Los habitantes de la isla admirarán y envidiarán las riquezas de los visitantes y también sacarán conclusiones al respecto. Admiradores y admirados no podrán evitar el pensar y comparar, ésto es natural y lógico. Los pacíficos visitantes obtendrán lo que diplomáticos, políticos y militares no pudieron obtener: cambios. Se inicia una nueva etapa.

Fidel Castro impotente en su obstinada vejez tendrá que contemplar la conquista de su reinado de cuatro décadas en la isla del Caribe, por curiosos visitantes. Las armas de los nuevos conquistadores no producirán heridos ni muertes y serán admitidas ávidas y legalmente en las aduanas y remitidas a los bancos. Los visitantes vendrán armados también de instrumentos fotográficos. Dejarán grabados en los mismos recuerdos de sus andanzas por Cuba.

Conquistarán por presencia solamente sin actuar agresivamente. A sus regresos, ajenos al mensaje político que portaban, hablarán cándidamente de lo visto y oído. Pero, Cuba no olvidará sus visitas. Recordará sus ojos, tal vez azules, y el mensaje de prosperidad que portaban. Y, el intento de imitación tendrá consecuencias.

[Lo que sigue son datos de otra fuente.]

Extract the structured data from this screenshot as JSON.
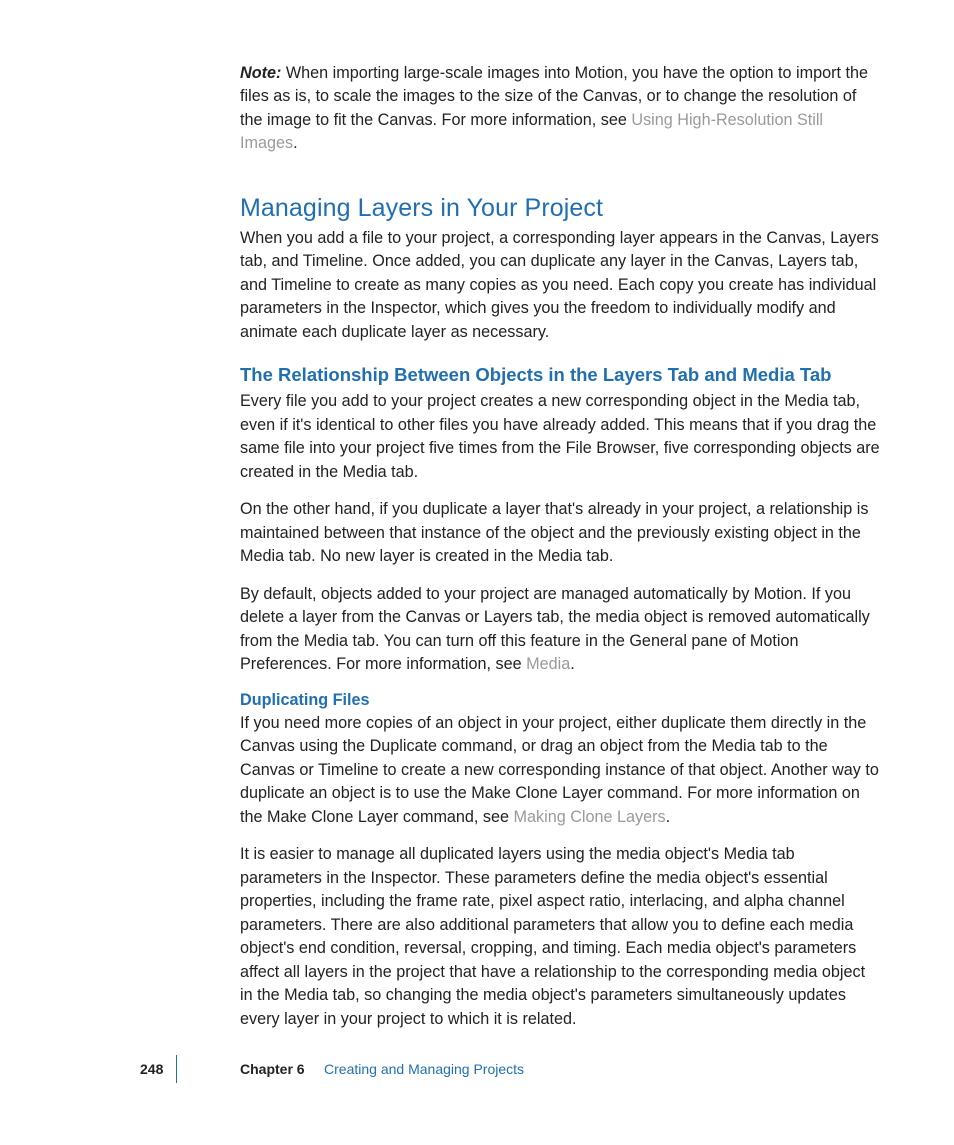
{
  "note": {
    "label": "Note:",
    "body_before_link": "When importing large-scale images into Motion, you have the option to import the files as is, to scale the images to the size of the Canvas, or to change the resolution of the image to fit the Canvas. For more information, see ",
    "link": "Using High-Resolution Still Images",
    "after_link": "."
  },
  "h1": "Managing Layers in Your Project",
  "p1": "When you add a file to your project, a corresponding layer appears in the Canvas, Layers tab, and Timeline. Once added, you can duplicate any layer in the Canvas, Layers tab, and Timeline to create as many copies as you need. Each copy you create has individual parameters in the Inspector, which gives you the freedom to individually modify and animate each duplicate layer as necessary.",
  "h2": "The Relationship Between Objects in the Layers Tab and Media Tab",
  "p2": "Every file you add to your project creates a new corresponding object in the Media tab, even if it's identical to other files you have already added. This means that if you drag the same file into your project five times from the File Browser, five corresponding objects are created in the Media tab.",
  "p3": "On the other hand, if you duplicate a layer that's already in your project, a relationship is maintained between that instance of the object and the previously existing object in the Media tab. No new layer is created in the Media tab.",
  "p4_before": "By default, objects added to your project are managed automatically by Motion. If you delete a layer from the Canvas or Layers tab, the media object is removed automatically from the Media tab. You can turn off this feature in the General pane of Motion Preferences. For more information, see ",
  "p4_link": "Media",
  "p4_after": ".",
  "h3": "Duplicating Files",
  "p5_before": "If you need more copies of an object in your project, either duplicate them directly in the Canvas using the Duplicate command, or drag an object from the Media tab to the Canvas or Timeline to create a new corresponding instance of that object. Another way to duplicate an object is to use the Make Clone Layer command. For more information on the Make Clone Layer command, see ",
  "p5_link": "Making Clone Layers",
  "p5_after": ".",
  "p6": "It is easier to manage all duplicated layers using the media object's Media tab parameters in the Inspector. These parameters define the media object's essential properties, including the frame rate, pixel aspect ratio, interlacing, and alpha channel parameters. There are also additional parameters that allow you to define each media object's end condition, reversal, cropping, and timing. Each media object's parameters affect all layers in the project that have a relationship to the corresponding media object in the Media tab, so changing the media object's parameters simultaneously updates every layer in your project to which it is related.",
  "footer": {
    "page": "248",
    "chapter_label": "Chapter 6",
    "chapter_title": "Creating and Managing Projects"
  }
}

Castro está siendo forzado a alargar sus manos en busca de los imprescindibles dólares tan necesarios para subsistir. Implora visitas a su maltrecho intento de teatro de una sola figura. Humillante destino del barbudo monarca cubano. El otrora y orgulloso Comandante en Jefe convertido en gerente de una empresa turística nacional, en portero de curiosos armados de dólares.

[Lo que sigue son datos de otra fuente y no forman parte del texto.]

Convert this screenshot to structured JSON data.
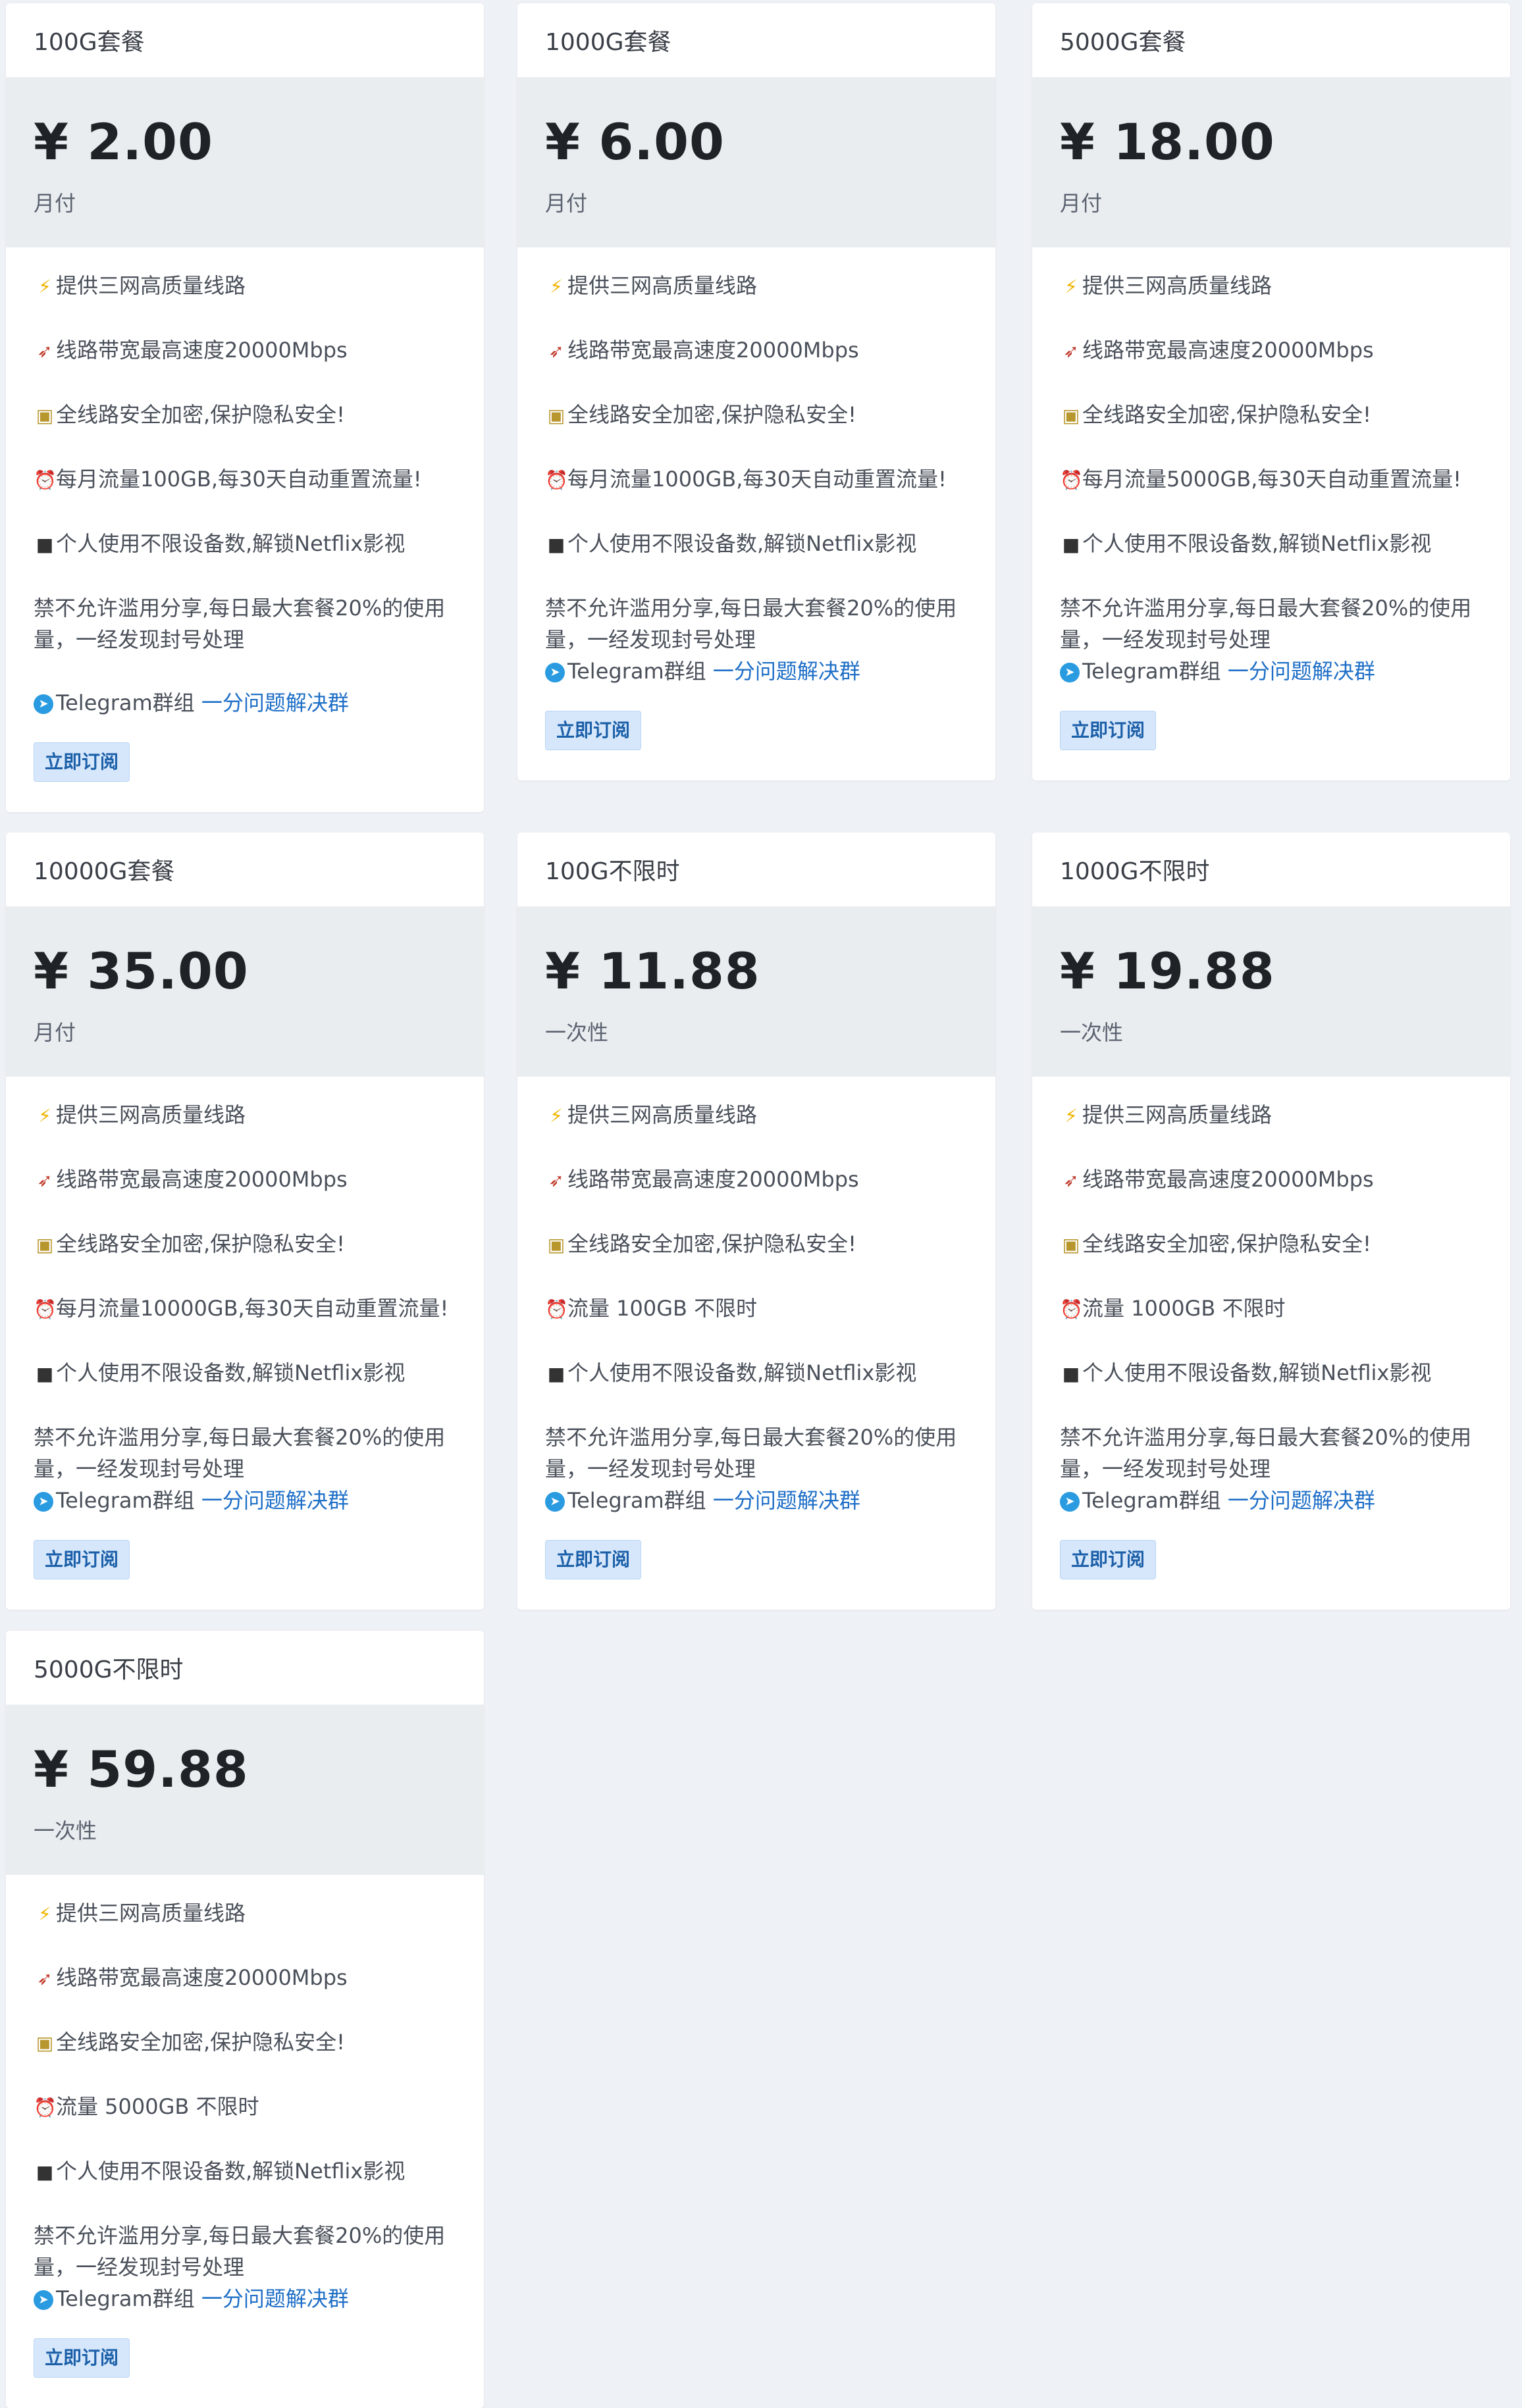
{
  "plans": [
    {
      "name": "100G套餐",
      "price": "¥ 2.00",
      "period": "月付",
      "features": [
        "提供三网高质量线路",
        "线路带宽最高速度20000Mbps",
        "全线路安全加密,保护隐私安全!",
        "每月流量100GB,每30天自动重置流量!",
        "个人使用不限设备数,解锁Netflix影视",
        "禁不允许滥用分享,每日最大套餐20%的使用量，一经发现封号处理"
      ],
      "tg_label": "Telegram群组",
      "tg_link": "一分问题解决群",
      "button": "立即订阅"
    },
    {
      "name": "1000G套餐",
      "price": "¥ 6.00",
      "period": "月付",
      "features": [
        "提供三网高质量线路",
        "线路带宽最高速度20000Mbps",
        "全线路安全加密,保护隐私安全!",
        "每月流量1000GB,每30天自动重置流量!",
        "个人使用不限设备数,解锁Netflix影视",
        "禁不允许滥用分享,每日最大套餐20%的使用量，一经发现封号处理"
      ],
      "tg_label": "Telegram群组",
      "tg_link": "一分问题解决群",
      "button": "立即订阅"
    },
    {
      "name": "5000G套餐",
      "price": "¥ 18.00",
      "period": "月付",
      "features": [
        "提供三网高质量线路",
        "线路带宽最高速度20000Mbps",
        "全线路安全加密,保护隐私安全!",
        "每月流量5000GB,每30天自动重置流量!",
        "个人使用不限设备数,解锁Netflix影视",
        "禁不允许滥用分享,每日最大套餐20%的使用量，一经发现封号处理"
      ],
      "tg_label": "Telegram群组",
      "tg_link": "一分问题解决群",
      "button": "立即订阅"
    },
    {
      "name": "10000G套餐",
      "price": "¥ 35.00",
      "period": "月付",
      "features": [
        "提供三网高质量线路",
        "线路带宽最高速度20000Mbps",
        "全线路安全加密,保护隐私安全!",
        "每月流量10000GB,每30天自动重置流量!",
        "个人使用不限设备数,解锁Netflix影视",
        "禁不允许滥用分享,每日最大套餐20%的使用量，一经发现封号处理"
      ],
      "tg_label": "Telegram群组",
      "tg_link": "一分问题解决群",
      "button": "立即订阅"
    },
    {
      "name": "100G不限时",
      "price": "¥ 11.88",
      "period": "一次性",
      "features": [
        "提供三网高质量线路",
        "线路带宽最高速度20000Mbps",
        "全线路安全加密,保护隐私安全!",
        "流量 100GB 不限时",
        "个人使用不限设备数,解锁Netflix影视",
        "禁不允许滥用分享,每日最大套餐20%的使用量，一经发现封号处理"
      ],
      "tg_label": "Telegram群组",
      "tg_link": "一分问题解决群",
      "button": "立即订阅"
    },
    {
      "name": "1000G不限时",
      "price": "¥ 19.88",
      "period": "一次性",
      "features": [
        "提供三网高质量线路",
        "线路带宽最高速度20000Mbps",
        "全线路安全加密,保护隐私安全!",
        "流量 1000GB 不限时",
        "个人使用不限设备数,解锁Netflix影视",
        "禁不允许滥用分享,每日最大套餐20%的使用量，一经发现封号处理"
      ],
      "tg_label": "Telegram群组",
      "tg_link": "一分问题解决群",
      "button": "立即订阅"
    },
    {
      "name": "5000G不限时",
      "price": "¥ 59.88",
      "period": "一次性",
      "features": [
        "提供三网高质量线路",
        "线路带宽最高速度20000Mbps",
        "全线路安全加密,保护隐私安全!",
        "流量 5000GB 不限时",
        "个人使用不限设备数,解锁Netflix影视",
        "禁不允许滥用分享,每日最大套餐20%的使用量，一经发现封号处理"
      ],
      "tg_label": "Telegram群组",
      "tg_link": "一分问题解决群",
      "button": "立即订阅"
    }
  ],
  "feature_icons": [
    "lightning-icon",
    "rocket-icon",
    "lock-icon",
    "alarm-clock-icon",
    "video-camera-icon",
    "forbidden-icon"
  ]
}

Tendrá que oír y solucionar mundanas quejas de falta de toallas y jabones. Reflexionará acerca de los monarcas británicos, que le antecedieron, los cuales se muestran al público turista en anunciadas apariciones reportadas, principalmente, por agencias de viajes. El gran evento turístico de Cuba será su funeral, que se espera sea presenciado en primera fila por ancianos compañeros de aventuras y curiosos del mundo que comprarán boletos de admisión al evento. Castro, al final de su sangriento periplo, está aceptando que la geografía y economía determinaron el fin de una aventura en la historia.

Triste, pero repetitiva historia de un hombre que buscó en una utopía ansias de poderes caprichosos y los consiguió. ¿A qué precio y consecuencias?